Ora, poiché l'interesse generale potrebbe scaturire solo dal voto di cittadini concepiti in maniera astratta e ideale, e poiché ogni governante dovrebbe agire tenendo conto dell'interesse generale - e non dell'interesse di tutti, o di una maggioranza, anche perché per Rousseau non sempre la maggioranza sa cosa è meglio per lei - chi governa dovrebbe incessantemente correggere quanto risulta dalla somma degli interessi e dei voti non idealizzati con la sua concezione di ciò che è realmente nell'interesse generale. E questa correzione, come si può ben intuire e come la storia attesta, se per un verso è doverosa, per altro verso non è esente da insidie per la democrazia.
Sebbene infatti la distinzione tracciata da Rousseau possa rivelarsi utile per qualsiasi politico che intenda governare nell'interesse generale del popolo che lo ha eletto, essa potrebbe anche autorizzarlo a ritenersi depositario, qualsiasi cosa decida di fare, di quella volontà generale che dovrebbe idealmente ispirare la sua azione.

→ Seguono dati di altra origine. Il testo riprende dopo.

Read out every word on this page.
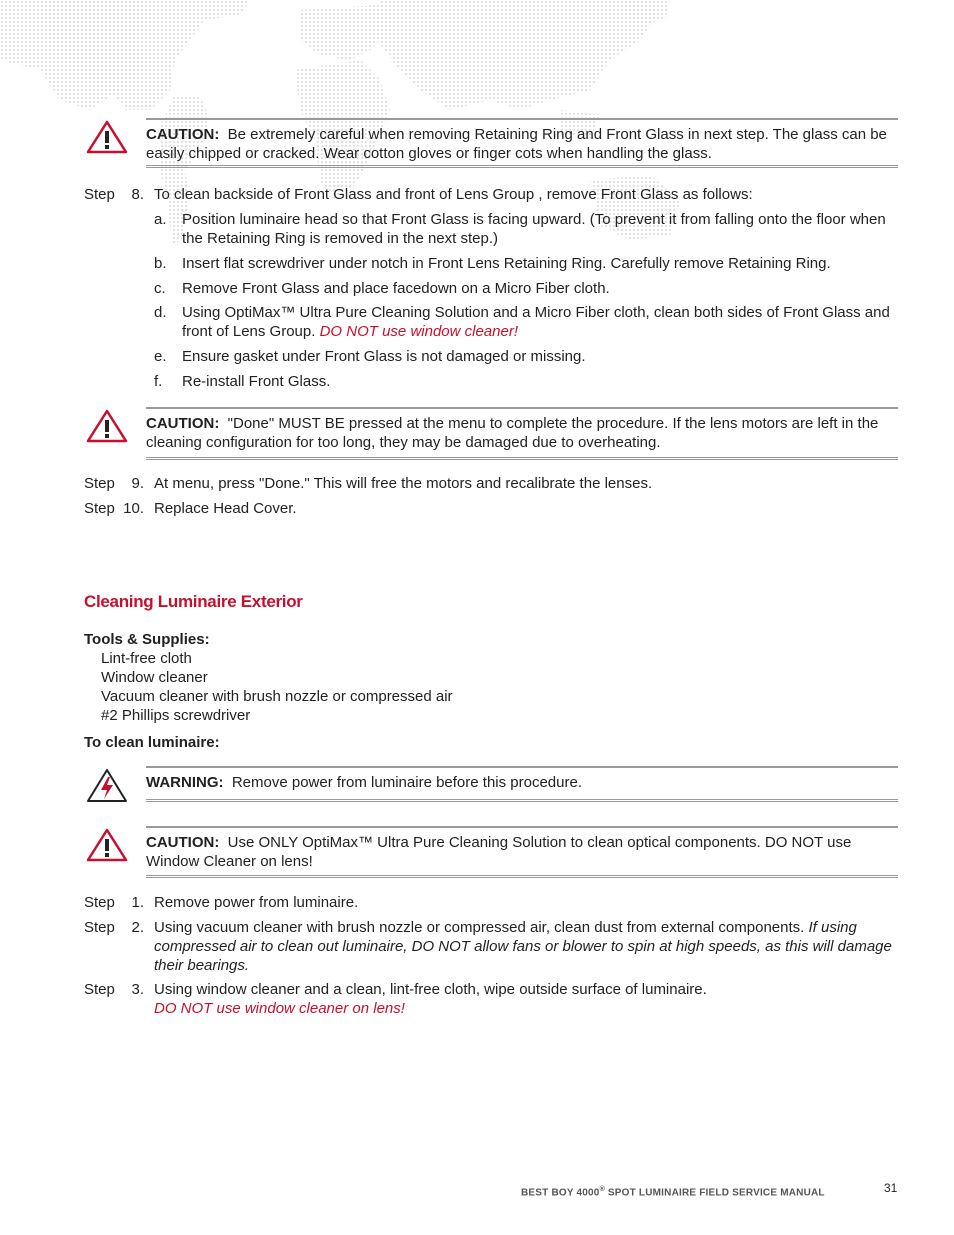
CAUTION: Be extremely careful when removing Retaining Ring and Front Glass in next step. The glass can be easily chipped or cracked. Wear cotton gloves or finger cots when handling the glass.
Step	8. To clean backside of Front Glass and front of Lens Group , remove Front Glass as follows:
a.	Position luminaire head so that Front Glass is facing upward. (To prevent it from falling onto the floor when the Retaining Ring is removed in the next step.)
b.	Insert flat screwdriver under notch in Front Lens Retaining Ring. Carefully remove Retaining Ring.
c.	Remove Front Glass and place facedown on a Micro Fiber cloth.
d.	Using OptiMax™ Ultra Pure Cleaning Solution and a Micro Fiber cloth, clean both sides of Front Glass and front of Lens Group. DO NOT use window cleaner!
e.	Ensure gasket under Front Glass is not damaged or missing.
f.	Re-install Front Glass.
CAUTION: "Done" MUST BE pressed at the menu to complete the procedure. If the lens motors are left in the cleaning configuration for too long, they may be damaged due to overheating.
Step	9. At menu, press "Done." This will free the motors and recalibrate the lenses.
Step 10. Replace Head Cover.
Cleaning Luminaire Exterior
Tools & Supplies:
Lint-free cloth
Window cleaner
Vacuum cleaner with brush nozzle or compressed air
#2 Phillips screwdriver
To clean luminaire:
WARNING: Remove power from luminaire before this procedure.
CAUTION: Use ONLY OptiMax™ Ultra Pure Cleaning Solution to clean optical components. DO NOT use Window Cleaner on lens!
Step	1. Remove power from luminaire.
Step	2. Using vacuum cleaner with brush nozzle or compressed air, clean dust from external components. If using compressed air to clean out luminaire, DO NOT allow fans or blower to spin at high speeds, as this will damage their bearings.
Step	3. Using window cleaner and a clean, lint-free cloth, wipe outside surface of luminaire.
DO NOT use window cleaner on lens!
BEST BOY 4000® SPOT LUMINAIRE FIELD SERVICE MANUAL	31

Quando questo accade, qualsiasi governante può arrivare a subordinare a tale volontà anche i diritti e le libertà civili e politiche che stanno alla base del contratto sociale.

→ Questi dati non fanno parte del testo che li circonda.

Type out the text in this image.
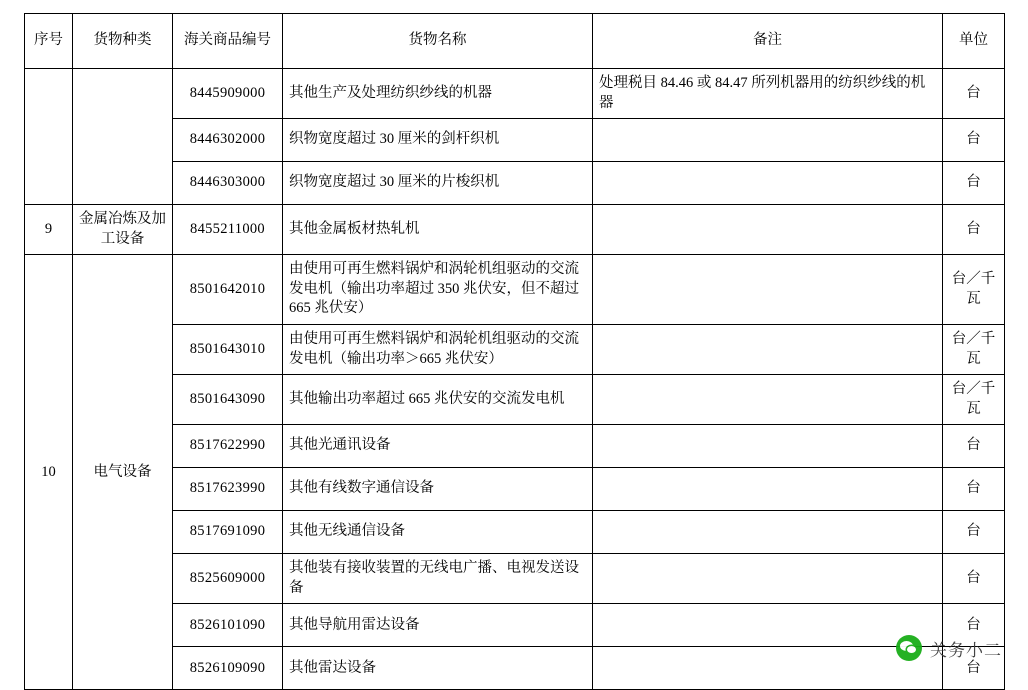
序号	货物种类	海关商品编号	货物名称	备注	单位
		8445909000	其他生产及处理纺织纱线的机器	处理税目 84.46 或 84.47 所列机器用的纺织纱线的机器	台
		8446302000	织物宽度超过 30 厘米的剑杆织机		台
		8446303000	织物宽度超过 30 厘米的片梭织机		台
9	金属冶炼及加工设备	8455211000	其他金属板材热轧机		台
10	电气设备	8501642010	由使用可再生燃料锅炉和涡轮机组驱动的交流发电机（输出功率超过 350 兆伏安，但不超过 665 兆伏安）		台／千瓦
		8501643010	由使用可再生燃料锅炉和涡轮机组驱动的交流发电机（输出功率＞665 兆伏安）		台／千瓦
		8501643090	其他输出功率超过 665 兆伏安的交流发电机		台／千瓦
		8517622990	其他光通讯设备		台
		8517623990	其他有线数字通信设备		台
		8517691090	其他无线通信设备		台
		8525609000	其他装有接收装置的无线电广播、电视发送设备		台
		8526101090	其他导航用雷达设备		台
		8526109090	其他雷达设备		台
关务小二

A questa sovrapposizione tra un uso appropriato e uno pericoloso per la democrazia dello stesso concetto di volontà generale sono riconducibili le due diverse concezioni della libertà individuate da Isaiah Berlin: una "positiva" e una "negativa". Quella "positiva", adottata da Rousseau, è appunto subordinata al concetto di volontà generale, che potendo essere esercitata solo dallo Stato, e cioè da una "persona morale la cui vita consiste nell’unione dei suoi membri", autorizza implicitamente lo stesso Stato, per tutelare la propria conservazione, a usare coattivamente la forza "per muovere e ordinare ogni parte nel modo più conveniente al tutto". Quella "negativa", viceversa, pur ammettendo che quando si vive in una società si può perdere una parte della nostra libertà naturale per acquistarne una civile, non è disposta a subordinarsi ad alcuna "persona morale" che possa sentirsi autorizzata a limitare o requisire i diritti fondamentali di ogni cittadino.

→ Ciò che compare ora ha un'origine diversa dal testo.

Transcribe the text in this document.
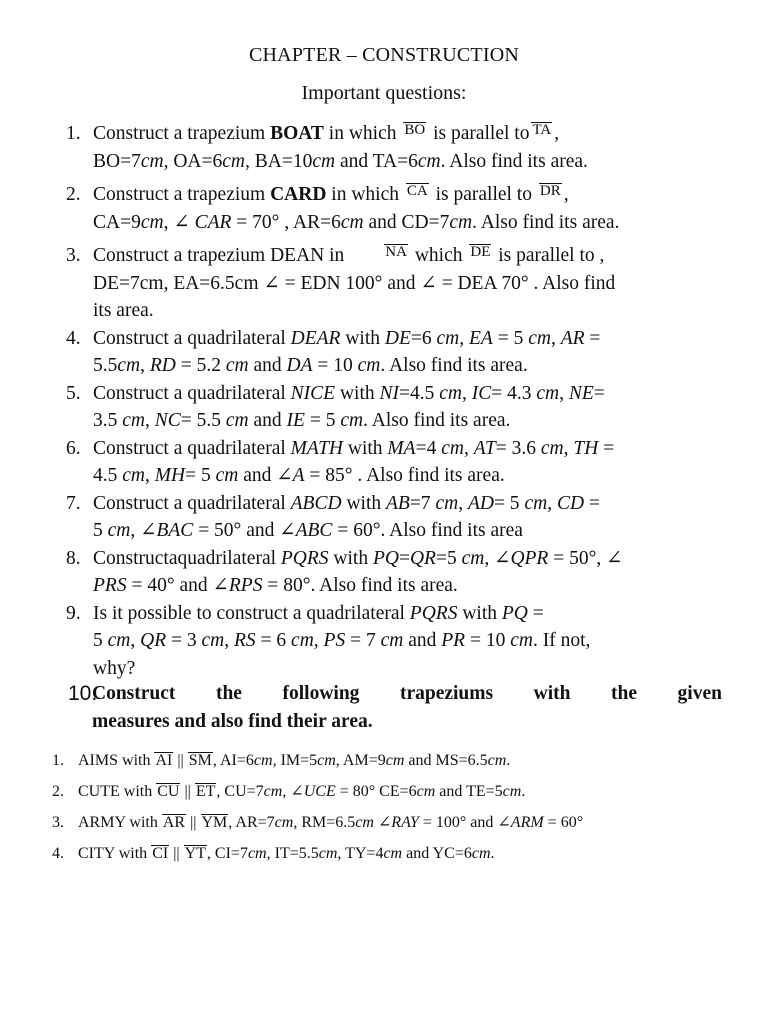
CHAPTER – CONSTRUCTION
Important questions:
1. Construct a trapezium BOAT in which BO is parallel to TA ,
BO=7cm, OA=6cm, BA=10cm and TA=6cm. Also find its area.
2. Construct a trapezium CARD in which CA is parallel to DR ,
CA=9cm, ∠ CAR = 70° , AR=6cm and CD=7cm. Also find its area.
3. Construct a trapezium DEAN in	NA which DE is parallel to ,
DE=7cm, EA=6.5cm ∠ = EDN 100° and ∠ = DEA 70° . Also find
its area.
4. Construct a quadrilateral DEAR with DE=6 cm, EA = 5 cm, AR =
5.5cm, RD = 5.2 cm and DA = 10 cm. Also find its area.
5. Construct a quadrilateral NICE with NI=4.5 cm, IC= 4.3 cm, NE=
3.5 cm, NC= 5.5 cm and IE = 5 cm. Also find its area.
6. Construct a quadrilateral MATH with MA=4 cm, AT= 3.6 cm, TH =
4.5 cm, MH= 5 cm and ∠A = 85° . Also find its area.
7. Construct a quadrilateral ABCD with AB=7 cm, AD= 5 cm, CD =
5 cm, ∠BAC = 50° and ∠ABC = 60°. Also find its area
8. Constructaquadrilateral PQRS with PQ=QR=5 cm, ∠QPR = 50°, ∠
PRS = 40° and ∠RPS = 80°. Also find its area.
9. Is it possible to construct a quadrilateral PQRS with PQ =
5 cm, QR = 3 cm, RS = 6 cm, PS = 7 cm and PR = 10 cm. If not,
why?
10.
Construct the following trapeziums with the given
measures and also find their area.
1. AIMS with AI || SM, AI=6cm, IM=5cm, AM=9cm and MS=6.5cm.
2. CUTE with CU || ET, CU=7cm, ∠UCE = 80° CE=6cm and TE=5cm.
3. ARMY with AR || YM, AR=7cm, RM=6.5cm ∠RAY = 100° and ∠ARM = 60°
4. CITY with CI || YT, CI=7cm, IT=5.5cm, TY=4cm and YC=6cm.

Sebbene questa circostanza non possa secondo Rousseau verificarsi, perché la volontà generale muove assiomaticamente per il bene comune e tutela quindi, almeno in linea di principio, al massimo grado possibile anche il versante civile di ogni libertà individuale, proprio questa identificazione tra volontà generale e interesse comune presuppone implicitamente quella tra essere e dover essere, tra ambito politico e ambito morale, e proprio questa identificazione e confusione può finire col giustificare una confisca dei diritti civili e politici fondamentali.
Basandosi sul patto sociale, il quale stabilisce tra i cittadini un’uguaglianza tale per cui tutti si impegnano alle medesime condizioni e debbono godere dei medesimi diritti", per Rousseau la volontà generale non può che essere "sempre retta". Di conseguenza, rischia di risultare a priori sempre retta anche l'interpretazione che ne fornisce chi è stato chiamato elettivamente a rappresentarla; e poiché la sua interpretazione della volontà generale non può essere verificata confrontandola con la volontà di tutti, o di una maggioranza, essa non può essere di fatto smentita da alcuna procedura democratica.
Rousseau deduce dunque dalla legittimità del patto sociale, che coinvolgendo tutti nello stesso modo "non può avere altro oggetto che il bene generale", la fede implicita nella legittimità della sua interpretazione da parte di chi è chiamato a responsabilità di governo, senza che una simile interpretazione possa essere messa di fatto in discussione dalla somma delle volontà particolari dei cittadini. Questi, in quanto sudditi della volontà generale, non sono infatti chiamati secondo lui ad obbedire a nient'altro che alla propria volontà, impegnandosi verso se stessi nello stesso modo e per le stesse ragioni per cui ciascuno s'impegna verso tutti e tutti verso ciascuno.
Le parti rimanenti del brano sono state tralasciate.